The three-level, custom beauty, designed by Marc Hogan from BHH Partners, includes four bedrooms, a pair of his-and-hers studies with wood-burning fireplaces, and a glass-encased pool house — the spot where the home is integrated into the stone. It’s nothing short of a showplace, which is fitting considering it regularly hosts a hundred visitors at once for fundraisers, parties and educational events for the couple’s non-profit organization, Fit for Life.
“We didn’t want to build this house just for us,” says Bill. “It was important for us to do it for our family — together, we have six kids — and for our non-profit. It’s a place where everyone can come together.” On any given day, you may find the couple helping educate people on nutrition in their greenhouse or fitness in their exercise room. By night, the sounds of Bill playing jazz piano mingle with lively chatter, the clinking of wine glasses and the click of heels on the wooden dance floor, then spill out into the night air. Whatever the activity, you can be sure everyone is having a good time. “This house is built for fun,” says architect Marc Hogan. “How many houses have a bandstand and a ballroom?”
Two-legged visitors aren’t the only ones that enjoy the resort-like getaway, aptly dubbed Deer Creek Retreat. “Even while construction was going on, the deer would come lay the in the pasture and watch,” Pamela says. “They are very comfortable with us being here.”

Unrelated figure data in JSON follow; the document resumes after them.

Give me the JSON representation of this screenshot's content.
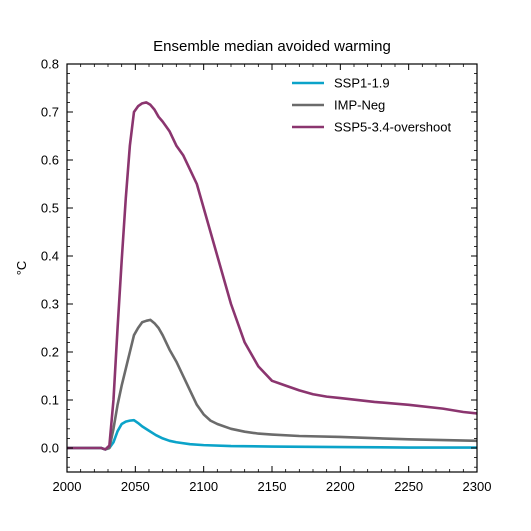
{
  "chart_data": {
    "type": "line",
    "title": "Ensemble median avoided warming",
    "xlabel": "",
    "ylabel": "°C",
    "xlim": [
      2000,
      2300
    ],
    "ylim": [
      -0.05,
      0.8
    ],
    "xticks": [
      "2000",
      "2050",
      "2100",
      "2150",
      "2200",
      "2250",
      "2300"
    ],
    "xtick_values": [
      2000,
      2050,
      2100,
      2150,
      2200,
      2250,
      2300
    ],
    "yticks": [
      "0.0",
      "0.1",
      "0.2",
      "0.3",
      "0.4",
      "0.5",
      "0.6",
      "0.7",
      "0.8"
    ],
    "ytick_values": [
      0.0,
      0.1,
      0.2,
      0.3,
      0.4,
      0.5,
      0.6,
      0.7,
      0.8
    ],
    "legend_position": "top-right",
    "grid": false,
    "series": [
      {
        "name": "SSP1-1.9",
        "color": "#0ba3c9",
        "x": [
          2000,
          2025,
          2028,
          2031,
          2034,
          2037,
          2040,
          2043,
          2046,
          2049,
          2052,
          2055,
          2060,
          2065,
          2070,
          2075,
          2080,
          2090,
          2100,
          2120,
          2150,
          2200,
          2250,
          2300
        ],
        "y": [
          0.0,
          0.0,
          -0.003,
          0.0,
          0.012,
          0.035,
          0.05,
          0.055,
          0.057,
          0.058,
          0.052,
          0.045,
          0.036,
          0.027,
          0.02,
          0.015,
          0.012,
          0.008,
          0.006,
          0.004,
          0.003,
          0.002,
          0.001,
          0.001
        ]
      },
      {
        "name": "IMP-Neg",
        "color": "#6b6b6b",
        "x": [
          2000,
          2025,
          2028,
          2031,
          2034,
          2037,
          2040,
          2043,
          2046,
          2049,
          2052,
          2055,
          2058,
          2061,
          2064,
          2067,
          2070,
          2075,
          2080,
          2085,
          2090,
          2095,
          2100,
          2105,
          2110,
          2120,
          2130,
          2140,
          2150,
          2170,
          2200,
          2250,
          2300
        ],
        "y": [
          0.0,
          0.0,
          -0.003,
          0.0,
          0.04,
          0.09,
          0.13,
          0.165,
          0.2,
          0.235,
          0.25,
          0.262,
          0.265,
          0.267,
          0.26,
          0.25,
          0.235,
          0.205,
          0.18,
          0.15,
          0.12,
          0.09,
          0.07,
          0.057,
          0.05,
          0.04,
          0.034,
          0.03,
          0.028,
          0.025,
          0.023,
          0.018,
          0.015
        ]
      },
      {
        "name": "SSP5-3.4-overshoot",
        "color": "#8b356f",
        "x": [
          2000,
          2025,
          2028,
          2031,
          2034,
          2037,
          2040,
          2043,
          2046,
          2049,
          2052,
          2055,
          2058,
          2061,
          2064,
          2067,
          2070,
          2075,
          2080,
          2085,
          2090,
          2095,
          2100,
          2110,
          2120,
          2130,
          2140,
          2150,
          2160,
          2170,
          2180,
          2190,
          2200,
          2225,
          2250,
          2275,
          2290,
          2300
        ],
        "y": [
          0.0,
          0.0,
          -0.003,
          0.005,
          0.1,
          0.25,
          0.39,
          0.52,
          0.63,
          0.7,
          0.712,
          0.718,
          0.72,
          0.715,
          0.705,
          0.69,
          0.68,
          0.66,
          0.63,
          0.61,
          0.58,
          0.55,
          0.5,
          0.4,
          0.3,
          0.22,
          0.17,
          0.14,
          0.13,
          0.12,
          0.112,
          0.107,
          0.104,
          0.096,
          0.09,
          0.082,
          0.075,
          0.072
        ]
      }
    ]
  }
}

Maybe the couple’s decision to invite nature in rather than infringe upon it has something to do with keeping the wildlife at ease. Their commitment is evident inside and out, where natural elements harmonize with the building materials, finishes and furnishings. An artful mix of structural and decorative hand-peeled Douglas fir and pine logs, including trusses, ridge beams and posts, set the stage for the home’s organic approach. Reclaimed barnwood flooring, live-edge granite, local flagstone, iron lighting and copper plumbing fixtures reinforce the earthy vibe, and walls of glass unify the structure with the outdoors. “We have 360-degree views all around the house, so every room has a different angle, a different look,” says Pamela.
And, of all the views in the world — and the couple has seen a lot of them as a result of their personal and professional pursuits — they agree there are none better than the ones inside and out at Deer Creek Retreat. “You can travel anywhere in the world, but coming home is always the best,” says Pamela. Bill echoes her awe: “Never in my wildest dreams would I have thought I would get to live here.”